| 10 MAY 2017
When installing a fire alarm system, it is important that you install at least one of each of the available types: ionization alarms that are triggered by flaming fires, and photoelectric alarms that are triggered by smoldering fires.
As useful as fire alarm systems may be, they may cause you to panic or lose sleep due to chirping when there is no smoke or fire. It can be quite annoying to have a fire alarm that goes off randomly for no reason. So, what could be the problem, and how do you fix it?
- Retaining Error Conditions
When your alarm begins to chirp randomly without any specific pattern, you should try changing the batteries in the smoke detectors. However, this may not stop the chirping, especially if the detector operates by low-voltage electrical wiring, and only uses the battery for power backup.
These detectors come with an internal processor that stores error codes. If weak batteries trigger the alarm, the error code may be retained even after changing the batteries, causing it to chirp. To fix the problem, you should clear the error by resetting the smoke detector as follows:
- Turn off the electrical power at the circuit breaker
- Unplug the power supply from the detector and remove the battery
- With no source of power, press and hold the test button for 15 to 20 seconds
- Replace the battery and plug in the power supply
- Restore electric power
When power is restored, it should chirp once, but the low-battery sound should have disappeared. To avoid this error in future, make sure to replace old batteries every six months before the low-battery warning.

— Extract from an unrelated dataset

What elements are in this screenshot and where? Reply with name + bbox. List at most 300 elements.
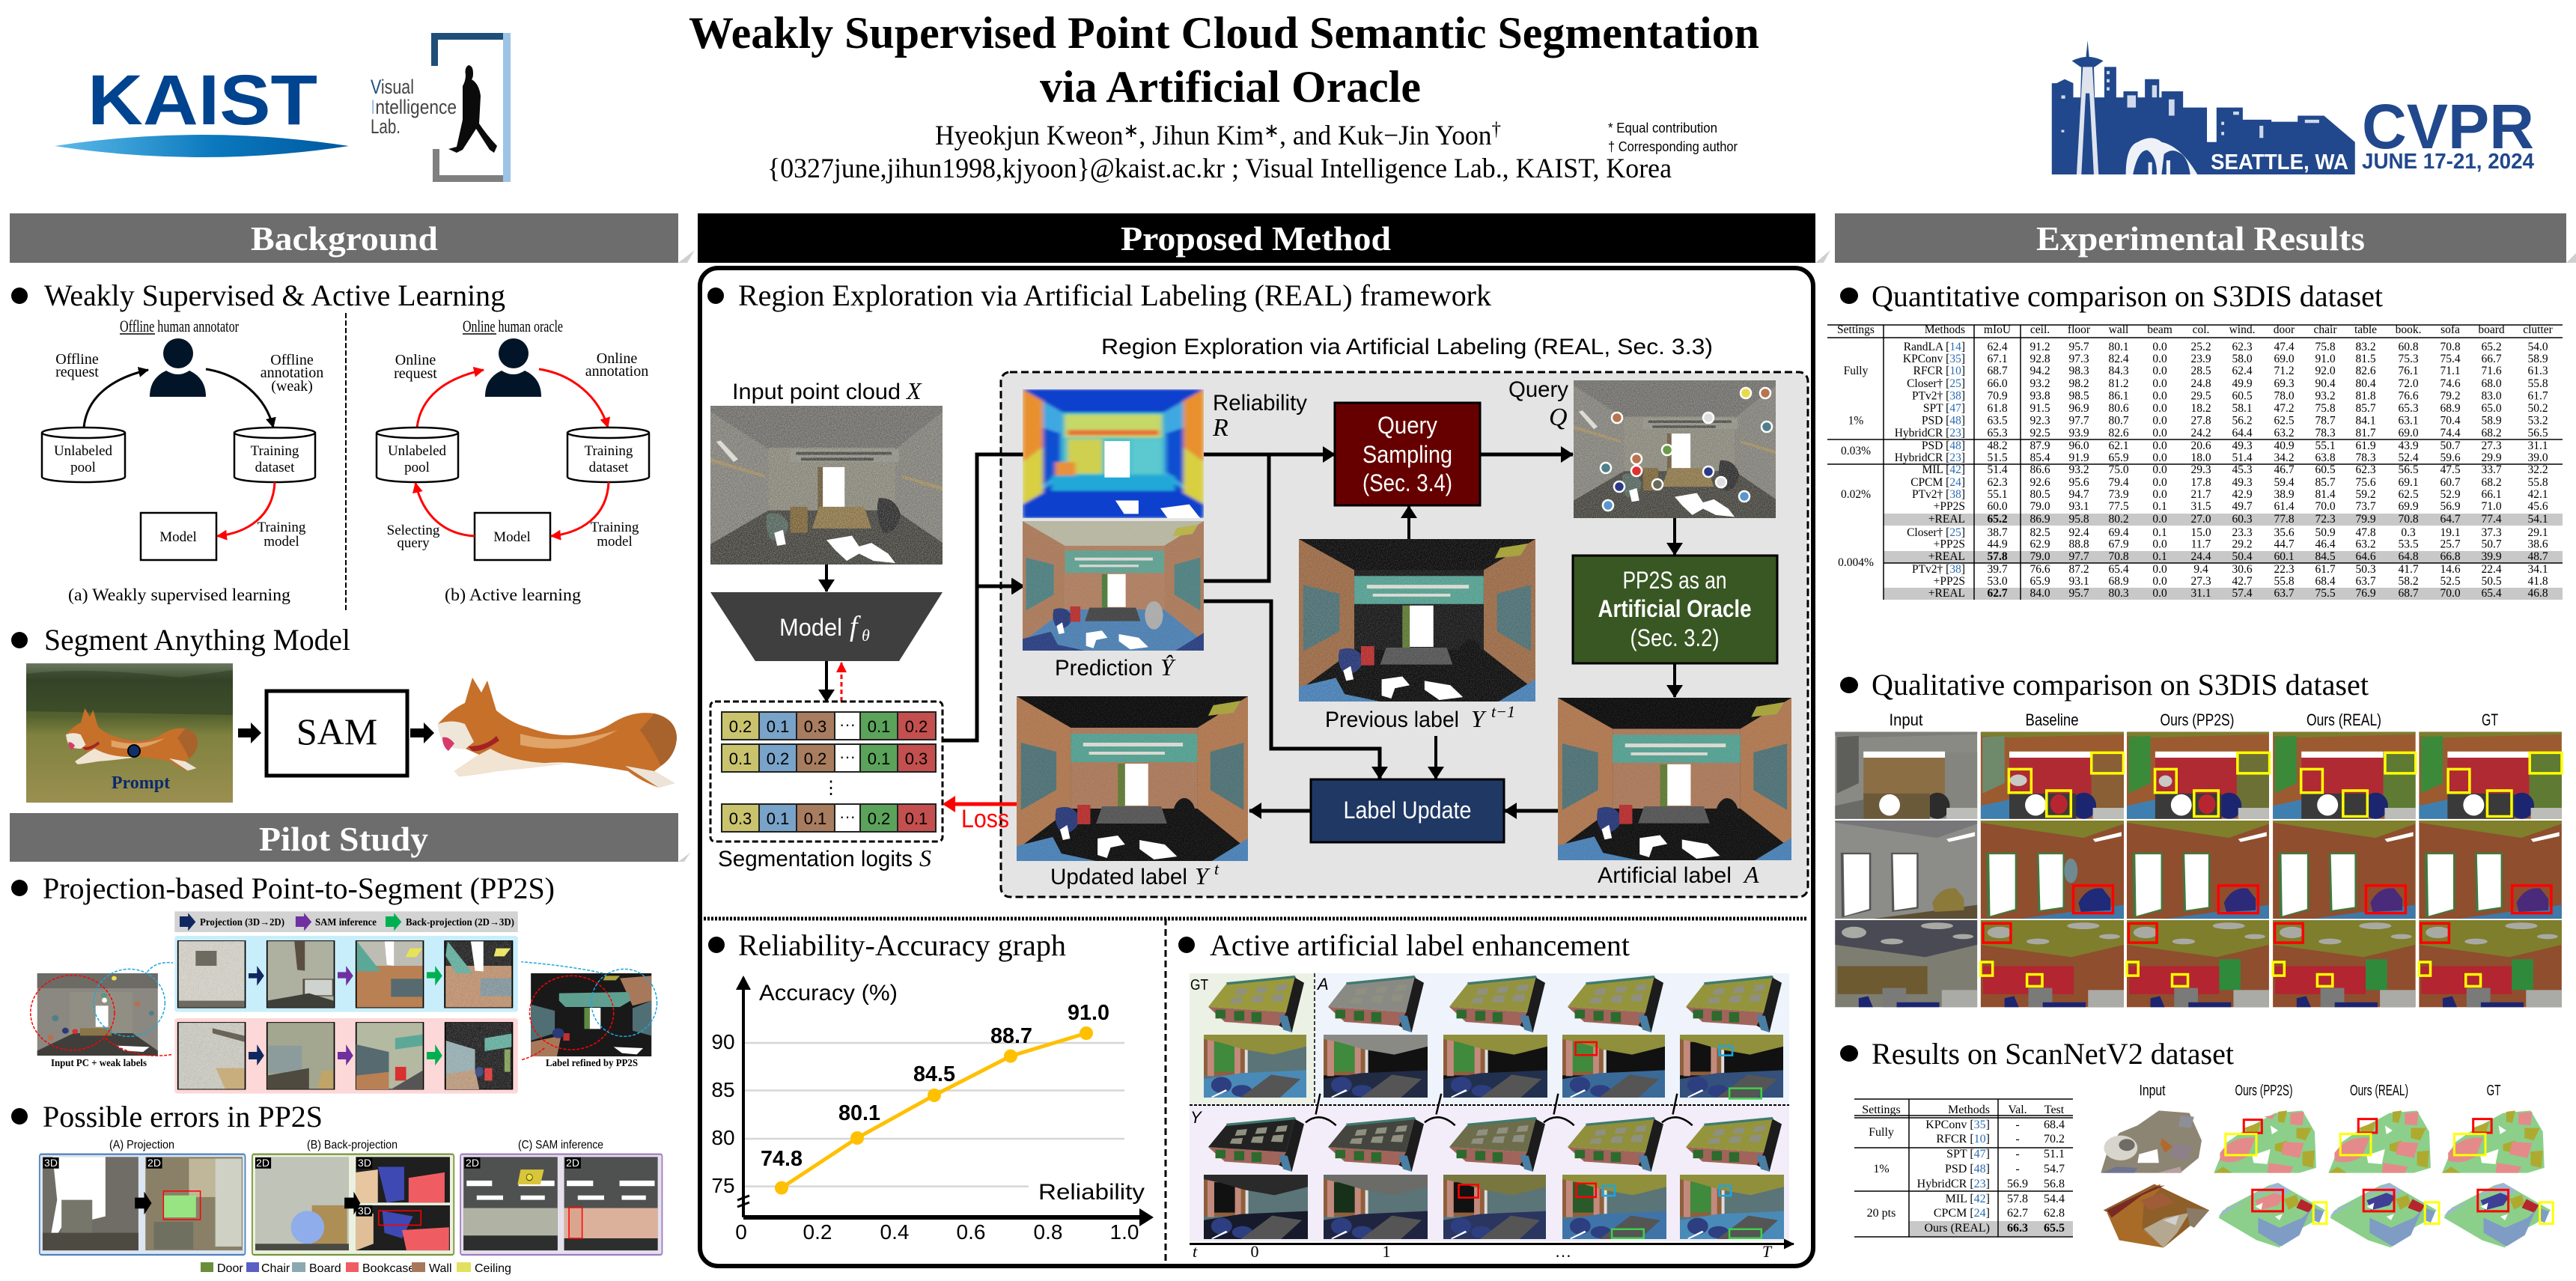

- Loose or Poorly Installed Batteries
A loose neutral (white) wire can cause an echoing chirp between the units. Loose batteries can also cause problems. So, ensure that your new batteries have a use by date that is four or five years in the future and are properly installed, and make sure the battery compartment door is properly closed. If the detector has been in use for more than 10 years, replace it.
- Dirty Sensing Chamber
Accumulation of dust and insects hiding in the sensing chamber can cause it to chirp. It is good practice to clean the unit every time you change the batteries to reduce the risk of static electricity causing false alarms. The sensing chamber should be cleaned with compressed air or a vacuum cleaner hose, while the outside can be wiped down with a damp cloth.
Chirping consistently at regular intervals may be due to power surges, or interference from other devices in the home that share the same circuit. In the latter case, you should plug the device triggering the chirp into a different wall outlet. Alternatively, you can ask an electrician to change the power line to the smoke detector so it uses a dedicated circuit.